Winnsboro, LAWhen Shawn was in the military he sustained a shoulder injury; physical therapy didn't help and a VA surgeon recommended surgery. Back in 1996 the shoulder pain pump was a relatively new medical device; "This surgeon thought it was the greatest thing since sliced bread," says Shawn, "but the surgeon who did my second surgery said he would never use a shoulder pain pump in the joint."
Shawn says he woke up in the recovery room with a shoulder pain pump. He'd never heard of it before and his doctor just said "it was something new." As Shawn now realizes, new isn't necessarily better. The pain in his shoulder and his range of motion got increasingly worse as time went on. A few years ago he had another shoulder injury but this time he saw a different surgeon.
"My second surgeon said that he could fix my second shoulder injury but I will always be in pain because there is so much lost cartilage," says Shawn. "He explained that it is impossible to go back in and fix the damage caused by this shoulder pain pump. Apparently there was so much deterioration of my cartilage, tendons and ligaments. 'You can't fix what isn't there,' he said.
"Right now I'm sitting here in a recliner after my second surgery and any movement of my shoulder bothers me. You name any anti-inflammatory drug and I've taken it—there's nothing I can take to ease the pain. The VA gave me a 20 percent disability rating; I'm not a small guy—I’m 6' 8" and 300 pounds—and this shoulder pain pump has done me in. There is stuff in my shoulder that is still messed up.
"The surgeon who performed my second operation is one of the most renowned orthopedic specialists around and he is an instructor at the University Hospital. I asked him if he was going to give me a pain pump this time. 'Nope,' he said. Instead he gave me something like an ice chest that looks like bubble wrap; it was similar to having an ice pack on your shoulder that pumped cold water, and that is how my pain was controlled. I wish my first surgeon had used this device.

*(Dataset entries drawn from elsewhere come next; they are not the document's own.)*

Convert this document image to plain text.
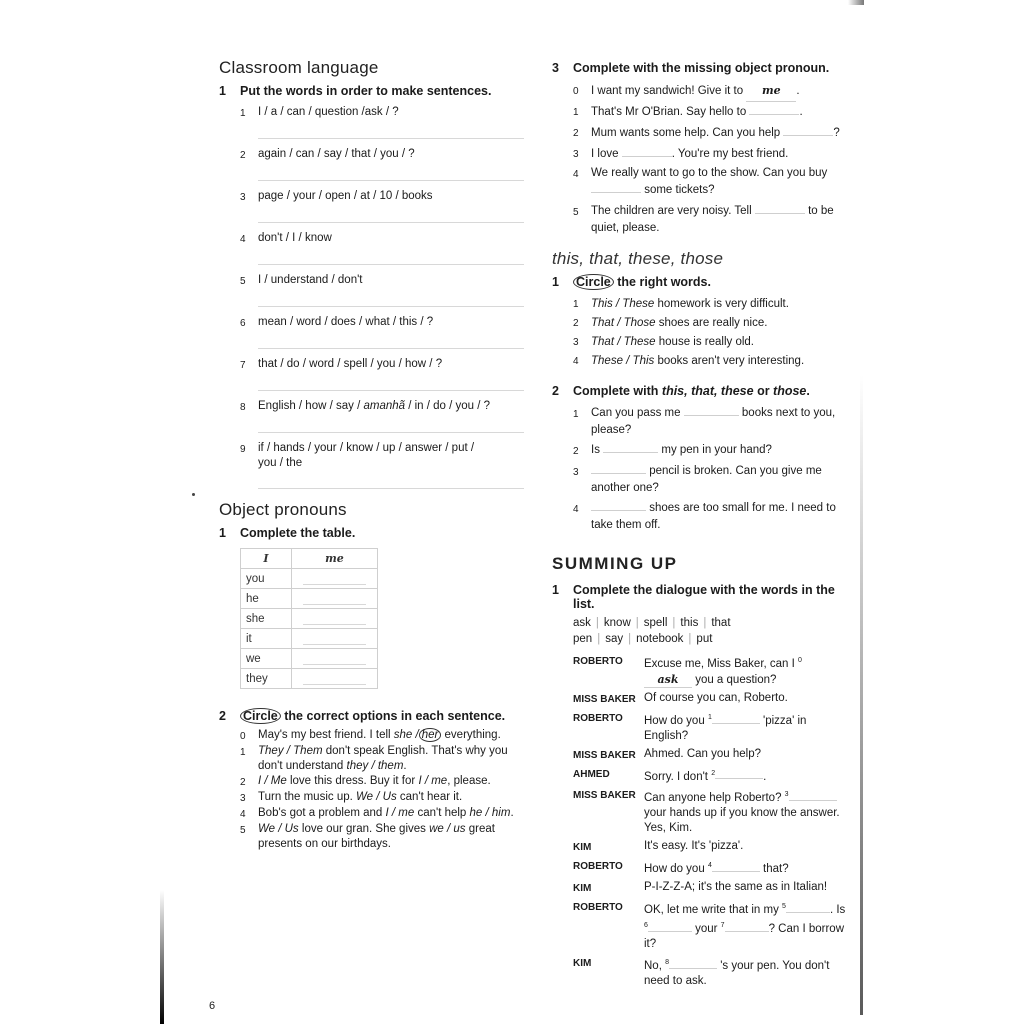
Classroom language
1	Put the words in order to make sentences.
1	I / a / can / question /ask / ?
2	again / can / say / that / you / ?
3	page / your / open / at / 10 / books
4	don't / I / know
5	I / understand / don't
6	mean / word / does / what / this / ?
7	that / do / word / spell / you / how / ?
8	English / how / say / amanhã / in / do / you / ?
9	if / hands / your / know / up / answer / put / you / the
Object pronouns
1	Complete the table.
I	me
you	

he	

she	

it	

we	

they	
2	Circle the correct options in each sentence.
0	May's my best friend. I tell she / her everything.
1	They / Them don't speak English. That's why you don't understand they / them.
2	I / Me love this dress. Buy it for I / me, please.
3	Turn the music up. We / Us can't hear it.
4	Bob's got a problem and I / me can't help he / him.
5	We / Us love our gran. She gives we / us great presents on our birthdays.
3	Complete with the missing object pronoun.
0	I want my sandwich! Give it to me .
1	That's Mr O'Brian. Say hello to	.
2	Mum wants some help. Can you help	?
3	I love	. You're my best friend.
4	We really want to go to the show. Can you buy
some tickets?
5	The children are very noisy. Tell	to be quiet, please.
this, that, these, those
1	Circle the right words.
1	This / These homework is very difficult.
2	That / Those shoes are really nice.
3	That / These house is really old.
4	These / This books aren't very interesting.
2	Complete with this, that, these or those.
1	Can you pass me	books next to you, please?
2	Is	my pen in your hand?
3	pencil is broken. Can you give me another one?
4	shoes are too small for me. I need to take them off.
SUMMING UP
1	Complete the dialogue with the words in the list.
ask | know | spell | this | that
pen | say | notebook | put
ROBERTO	Excuse me, Miss Baker, can I $^0$ask you a question?
MISS BAKER Of course you can, Roberto.
ROBERTO	How do you $^1$	'pizza' in English?
MISS BAKER Ahmed. Can you help?
AHMED	Sorry. I don't $^2$	.
MISS BAKER Can anyone help Roberto? $^3$ your hands up if you know the answer. Yes, Kim.
KIM	It's easy. It's 'pizza'.
ROBERTO	How do you $^4$	that?
KIM	P-I-Z-Z-A; it's the same as in Italian!
ROBERTO	OK, let me write that in my $^5$	. Is $^6$	your $^7$	? Can I borrow it?
KIM	No, $^8$	's your pen. You don't need to ask.
6
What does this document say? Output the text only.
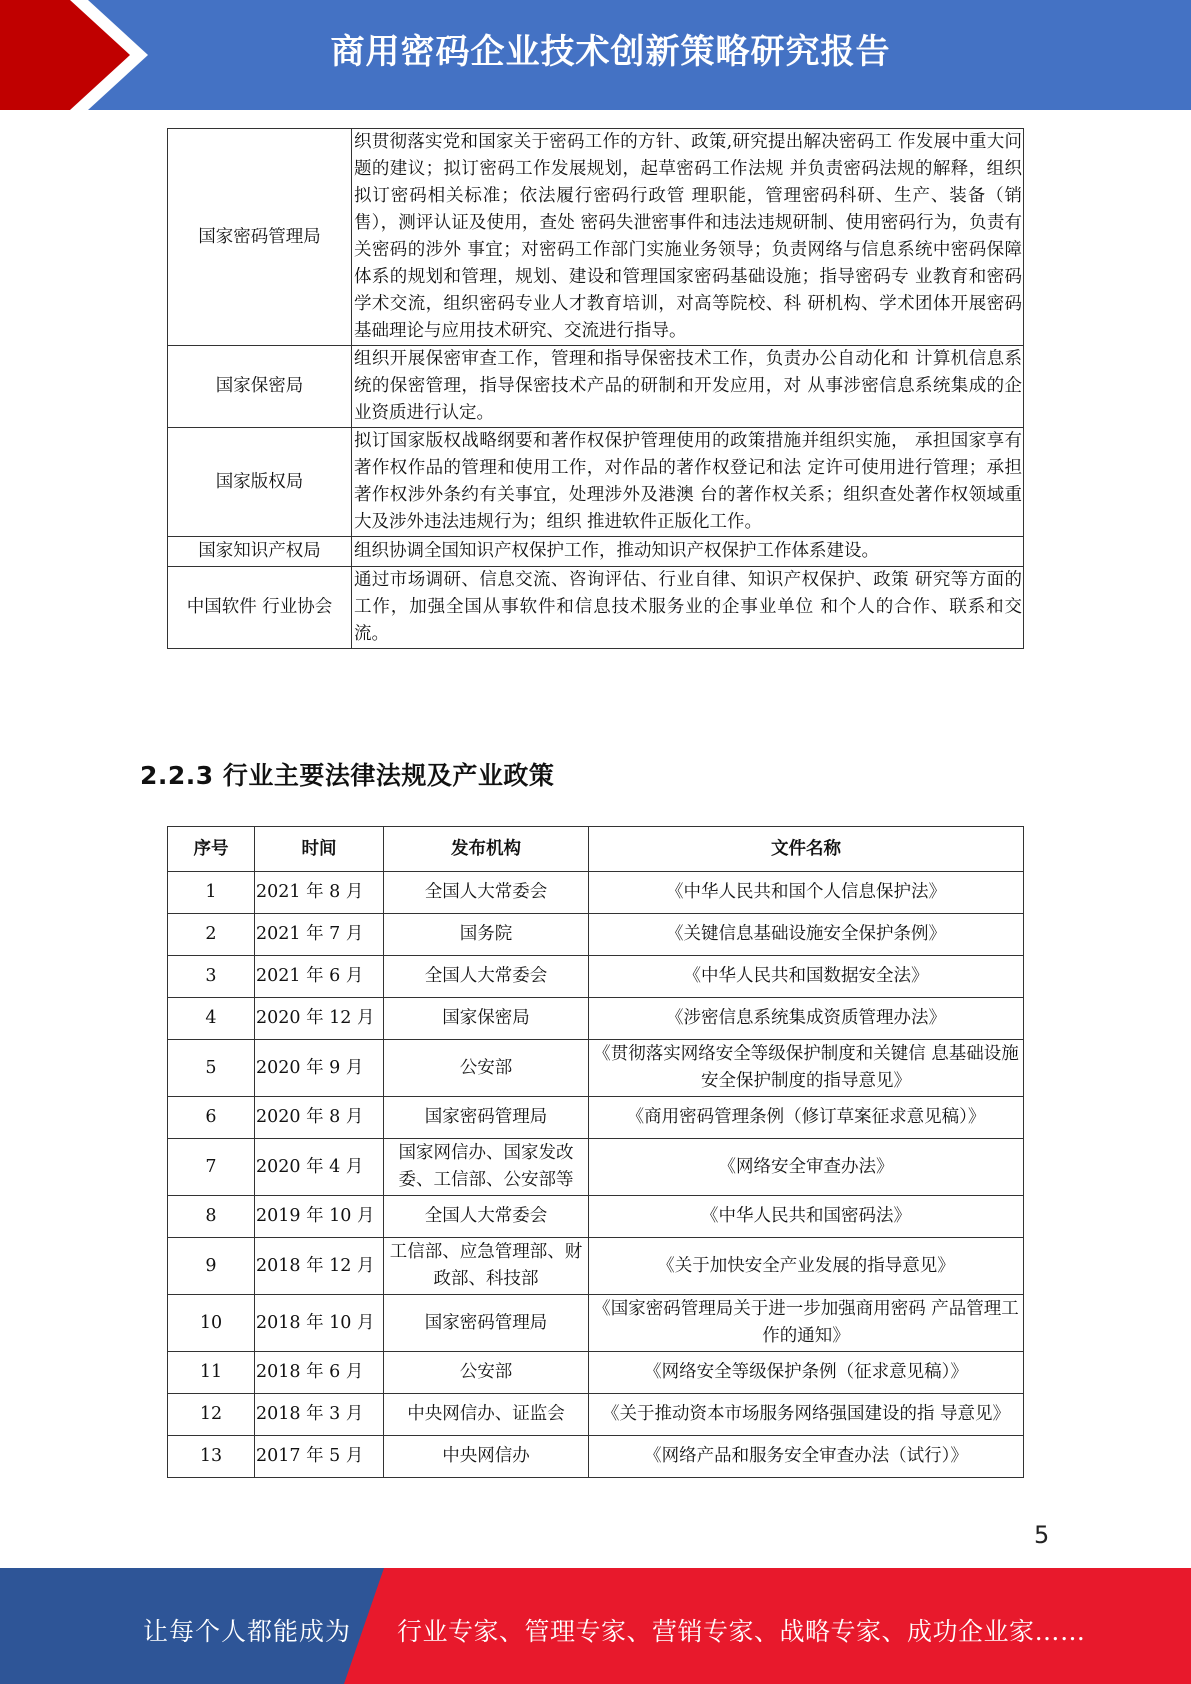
商用密码企业技术创新策略研究报告
国家密码管理局	织贯彻落实党和国家关于密码工作的方针、政策,研究提出解决密码工 作发展中重大问题的建议；拟订密码工作发展规划，起草密码工作法规 并负责密码法规的解释，组织拟订密码相关标准；依法履行密码行政管 理职能，管理密码科研、生产、装备（销售），测评认证及使用，查处 密码失泄密事件和违法违规研制、使用密码行为，负责有关密码的涉外 事宜；对密码工作部门实施业务领导；负责网络与信息系统中密码保障 体系的规划和管理，规划、建设和管理国家密码基础设施；指导密码专 业教育和密码学术交流，组织密码专业人才教育培训，对高等院校、科 研机构、学术团体开展密码基础理论与应用技术研究、交流进行指导。
国家保密局	组织开展保密审查工作，管理和指导保密技术工作，负责办公自动化和 计算机信息系统的保密管理，指导保密技术产品的研制和开发应用，对 从事涉密信息系统集成的企业资质进行认定。
国家版权局	拟订国家版权战略纲要和著作权保护管理使用的政策措施并组织实施， 承担国家享有著作权作品的管理和使用工作，对作品的著作权登记和法 定许可使用进行管理；承担著作权涉外条约有关事宜，处理涉外及港澳 台的著作权关系；组织查处著作权领域重大及涉外违法违规行为；组织 推进软件正版化工作。
国家知识产权局	组织协调全国知识产权保护工作，推动知识产权保护工作体系建设。
中国软件 行业协会	通过市场调研、信息交流、咨询评估、行业自律、知识产权保护、政策 研究等方面的工作，加强全国从事软件和信息技术服务业的企事业单位 和个人的合作、联系和交流。
2.2.3 行业主要法律法规及产业政策
序号	时间	发布机构	文件名称
1	2021 年 8 月	全国人大常委会	《中华人民共和国个人信息保护法》
2	2021 年 7 月	国务院	《关键信息基础设施安全保护条例》
3	2021 年 6 月	全国人大常委会	《中华人民共和国数据安全法》
4	2020 年 12 月	国家保密局	《涉密信息系统集成资质管理办法》
5	2020 年 9 月	公安部	《贯彻落实网络安全等级保护制度和关键信 息基础设施安全保护制度的指导意见》
6	2020 年 8 月	国家密码管理局	《商用密码管理条例（修订草案征求意见稿）》
7	2020 年 4 月	国家网信办、国家发改委、工信部、公安部等	《网络安全审查办法》
8	2019 年 10 月	全国人大常委会	《中华人民共和国密码法》
9	2018 年 12 月	工信部、应急管理部、财政部、科技部	《关于加快安全产业发展的指导意见》
10	2018 年 10 月	国家密码管理局	《国家密码管理局关于进一步加强商用密码 产品管理工作的通知》
11	2018 年 6 月	公安部	《网络安全等级保护条例（征求意见稿）》
12	2018 年 3 月	中央网信办、证监会	《关于推动资本市场服务网络强国建设的指 导意见》
13	2017 年 5 月	中央网信办	《网络产品和服务安全审查办法（试行）》
5
让每个人都能成为 行业专家、管理专家、营销专家、战略专家、成功企业家……
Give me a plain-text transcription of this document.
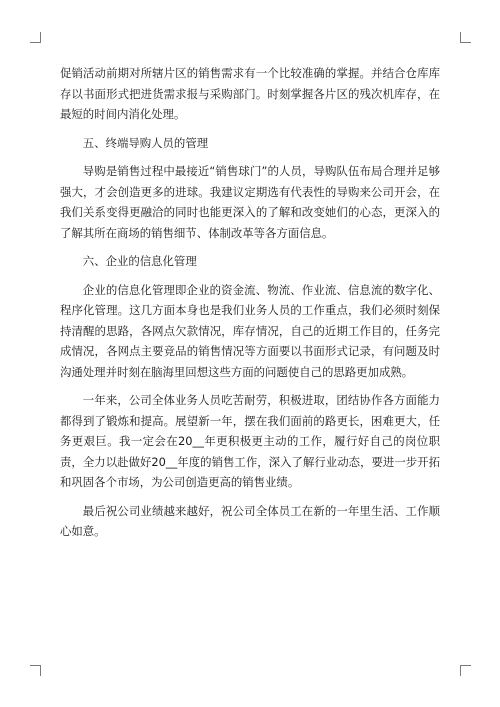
促销活动前期对所辖片区的销售需求有一个比较准确的掌握。并结合仓库库存以书面形式把进货需求报与采购部门。时刻掌握各片区的残次机库存，在最短的时间内消化处理。

五、终端导购人员的管理

导购是销售过程中最接近“销售球门”的人员，导购队伍布局合理并足够强大，才会创造更多的进球。我建议定期选有代表性的导购来公司开会，在我们关系变得更融洽的同时也能更深入的了解和改变她们的心态，更深入的了解其所在商场的销售细节、体制改革等各方面信息。

六、企业的信息化管理

企业的信息化管理即企业的资金流、物流、作业流、信息流的数字化、程序化管理。这几方面本身也是我们业务人员的工作重点，我们必须时刻保持清醒的思路，各网点欠款情况，库存情况，自己的近期工作目的，任务完成情况，各网点主要竞品的销售情况等方面要以书面形式记录，有问题及时沟通处理并时刻在脑海里回想这些方面的问题使自己的思路更加成熟。

一年来，公司全体业务人员吃苦耐劳，积极进取，团结协作各方面能力都得到了锻炼和提高。展望新一年，摆在我们面前的路更长，困难更大，任务更艰巨。我一定会在20__年更积极更主动的工作，履行好自己的岗位职责，全力以赴做好20__年度的销售工作，深入了解行业动态，要进一步开拓和巩固各个市场，为公司创造更高的销售业绩。

最后祝公司业绩越来越好，祝公司全体员工在新的一年里生活、工作顺心如意。
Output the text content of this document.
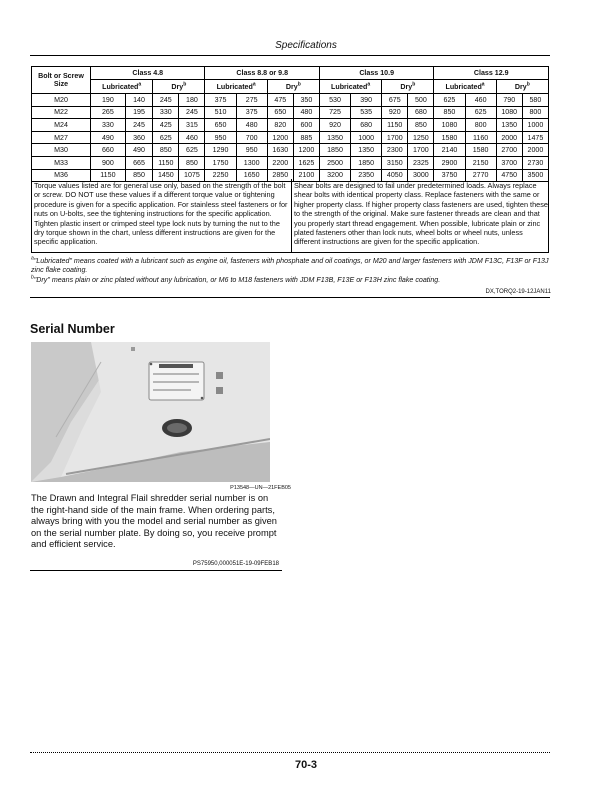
Specifications
Bolt or Screw Size	Class 4.8				Class 8.8 or 9.8				Class 10.9				Class 12.9			
	Lubricated$^a$		Dry$^b$		Lubricated$^a$		Dry$^b$		Lubricated$^a$		Dry$^b$		Lubricated$^a$		Dry$^b$
M20	190	140	245	180	375	275	475	350	530	390	675	500	625	460	790	580
M22	265	195	330	245	510	375	650	480	725	535	920	680	850	625	1080	800
M24	330	245	425	315	650	480	820	600	920	680	1150	850	1080	800	1350	1000
M27	490	360	625	460	950	700	1200	885	1350	1000	1700	1250	1580	1160	2000	1475
M30	660	490	850	625	1290	950	1630	1200	1850	1350	2300	1700	2140	1580	2700	2000
M33	900	665	1150	850	1750	1300	2200	1625	2500	1850	3150	2325	2900	2150	3700	2730
M36	1150	850	1450	1075	2250	1650	2850	2100	3200	2350	4050	3000	3750	2770	4750	3500
Torque values listed are for general use only, based on the strength of the bolt or screw. DO NOT use these values if a different torque value or tightening procedure is given for a specific application. For stainless steel fasteners or for nuts on U-bolts, see the tightening instructions for the specific application. Tighten plastic insert or crimped steel type lock nuts by turning the nut to the dry torque shown in the chart, unless different instructions are given for the specific application.
Shear bolts are designed to fail under predetermined loads. Always replace shear bolts with identical property class. Replace fasteners with the same or higher property class. If higher property class fasteners are used, tighten these to the strength of the original. Make sure fastener threads are clean and that you properly start thread engagement. When possible, lubricate plain or zinc plated fasteners other than lock nuts, wheel bolts or wheel nuts, unless different instructions are given for the specific application.
$^a$"Lubricated" means coated with a lubricant such as engine oil, fasteners with phosphate and oil coatings, or M20 and larger fasteners with JDM F13C, F13F or F13J zinc flake coating.
$^b$"Dry" means plain or zinc plated without any lubrication, or M6 to M18 fasteners with JDM F13B, F13E or F13H zinc flake coating.
DX,TORQ2-19-12JAN11
Serial Number
P13548—UN—21FEB05
The Drawn and Integral Flail shredder serial number is on the right-hand side of the main frame. When ordering parts, always bring with you the model and serial number as given on the serial number plate. By doing so, you receive prompt and efficient service.
PS75950,000051E-19-09FEB18
70-3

"Knowing that I had a shoulder pump doesn't make me feel real good. First off I didn't know they were going to use this pain pump on me and when I woke up, it was in there. I wish I had some say in it. Then I started reading up on this pain pump and there was an ad on TV about how it eats away at your cartilage; it was like pumping battery acid into my shoulder joint. Sure, it numbed my shoulder at first but at what cost? Now all my cartilage is gone and the cons definitely outweigh the pros. Now, eleven years later, my shoulder has all but crippled me."
Unfortunately, Shawn's first surgeon was likely not aware that shoulder pain pumps were never approved by the FDA for joints, but they were marketed as "the greatest thing since sliced bread," as Shawn says, and doctors bought into the sales pitch by shoulder pain pump manufacturers.
Increasingly, doctors and orthopedic surgeons are refusing to use shoulder pain pumps. At an annual conference of the Arthroscopy Association of North America, five doctors and arthroscopy specialists found there was no benefit from the use of pain pumps compared with the use of regular painkillers. "We were unable to show a clinically detectable benefit in the use of bupivacaine infusion pumps for providing pain relief after arthroscopic rotator cuff repair," they concluded.
Since 2009, the FDA has required pain pump manufacturers to warn doctors about the potential for chondrolysis (devastating joint damage) that can result from the use of intra-articular shoulder pain pumps.